Pont de Rognonas is a 415-meter-long steel suspension road bridge. It crosses the Durance to connect Rognonas in the Bouches-du-Rhône department with Avignon in the Vaucluse department of southern France.

It was reported in 2026 that the bridge was crossed by 26,500 vehicles daily.

==History==
An earlier bridge at Rognonas was approved by royal ordinance in December 1832 and opened to traffic on 29 July 1834. On 31 May 1835, following an exceptional rise of the Durance that flooded the Rognonas plain, local farmers threatened to breach an embankment associated with the recently opened bridge. A company of the 34th Line Infantry Regiment and several gendarmerie brigades were sent to the area, and their presence was sufficient to restore order.
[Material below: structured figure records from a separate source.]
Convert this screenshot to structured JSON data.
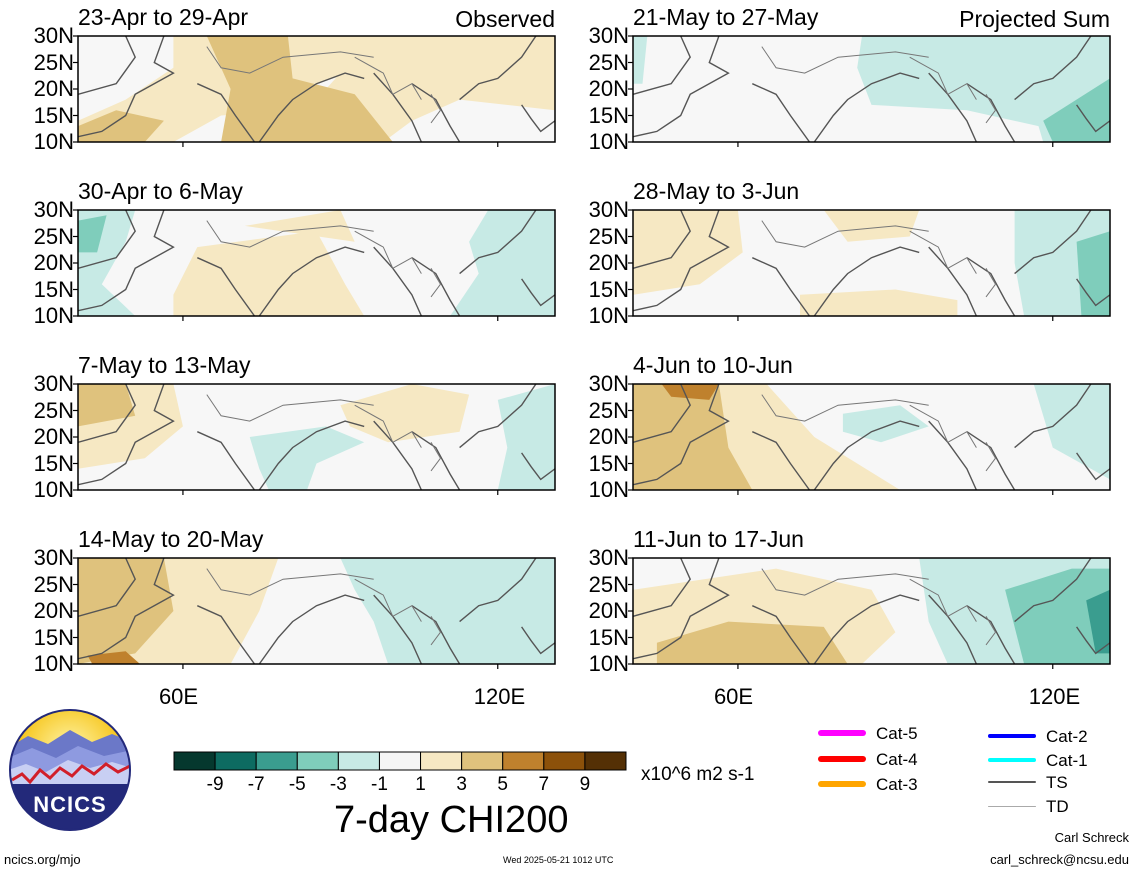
{
  "panels": [
    {
      "title": "23-Apr to 29-Apr",
      "tag": "Observed",
      "pattern": 0
    },
    {
      "title": "30-Apr to 6-May",
      "tag": "",
      "pattern": 1
    },
    {
      "title": "7-May to 13-May",
      "tag": "",
      "pattern": 2
    },
    {
      "title": "14-May to 20-May",
      "tag": "",
      "pattern": 3
    },
    {
      "title": "21-May to 27-May",
      "tag": "Projected Sum",
      "pattern": 4
    },
    {
      "title": "28-May to 3-Jun",
      "tag": "",
      "pattern": 5
    },
    {
      "title": "4-Jun to 10-Jun",
      "tag": "",
      "pattern": 6
    },
    {
      "title": "11-Jun to 17-Jun",
      "tag": "",
      "pattern": 7
    }
  ],
  "y_ticks": [
    "30N",
    "25N",
    "20N",
    "15N",
    "10N"
  ],
  "x_ticks": [
    "60E",
    "120E"
  ],
  "colorbar": {
    "colors": [
      "#05382e",
      "#0d6b61",
      "#3a9d8f",
      "#7fcdbb",
      "#c7eae5",
      "#f5f5f5",
      "#f6e8c3",
      "#dfc27d",
      "#bf812d",
      "#8c510a",
      "#543005"
    ],
    "labels": [
      "-9",
      "-7",
      "-5",
      "-3",
      "-1",
      "1",
      "3",
      "5",
      "7",
      "9"
    ],
    "units": "x10^6 m2 s-1"
  },
  "main_title": "7-day CHI200",
  "logo_text": "NCICS",
  "legend": [
    {
      "label": "Cat-5",
      "color": "#ff00ff"
    },
    {
      "label": "Cat-4",
      "color": "#ff0000"
    },
    {
      "label": "Cat-3",
      "color": "#ffa500"
    },
    {
      "label": "Cat-2",
      "color": "#0000ff"
    },
    {
      "label": "Cat-1",
      "color": "#00ffff"
    },
    {
      "label": "TS",
      "color": "#555555"
    },
    {
      "label": "TD",
      "color": "#aaaaaa"
    }
  ],
  "footer": {
    "left": "ncics.org/mjo",
    "center": "Wed 2025-05-21 1012 UTC",
    "author": "Carl Schreck",
    "email": "carl_schreck@ncsu.edu"
  }
}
The bridge was damaged by flooding in 1840 and partially destroyed by further flooding in November 1843, before reopening in September 1844.

During World War II, the bridge became a target of Allied bombing and was hit during an air raid on 16 August 1944. It was subsequently repaired and reopened to traffic, but its age and condition led to its replacement.

Construction of the current bridge began on 8 August 1946, with the work undertaken by the Paris-based Boussiron company. The bridge was completed in 1950.

==Design==
A contemporary description of the project specified three spans, comprising a central span of 254.5 m and two side spans of 80 m, for a total length of 414.5 m. The planned width was 10 m, including a 7 m roadway and two 1.5 m sidewalks.

The suspended deck is stiffened by a pair of double Warren trusses running along the sides of the spans. They are spaced 10.76 m center to center and are 4.20 m high. The stiffening trusses of the central span and the two side spans are structurally independent.

==Traffic restrictions==
In October 2025, the Bouches-du-Rhône department restricted vehicles weighing more than 26 tonnes from using the bridge. The department said that Cerema, a French public agency providing technical expertise on infrastructure and transport, had recommended that the bridge not be exposed to an increase in heavy-vehicle traffic pending further studies. A detailed inspection and a complete recalculation of the admissible loads were planned for 2026. The restriction became part of a wider debate over the management of heavy-goods traffic around Avignon, including disputes over its implementation and the absence of a designated diversion route.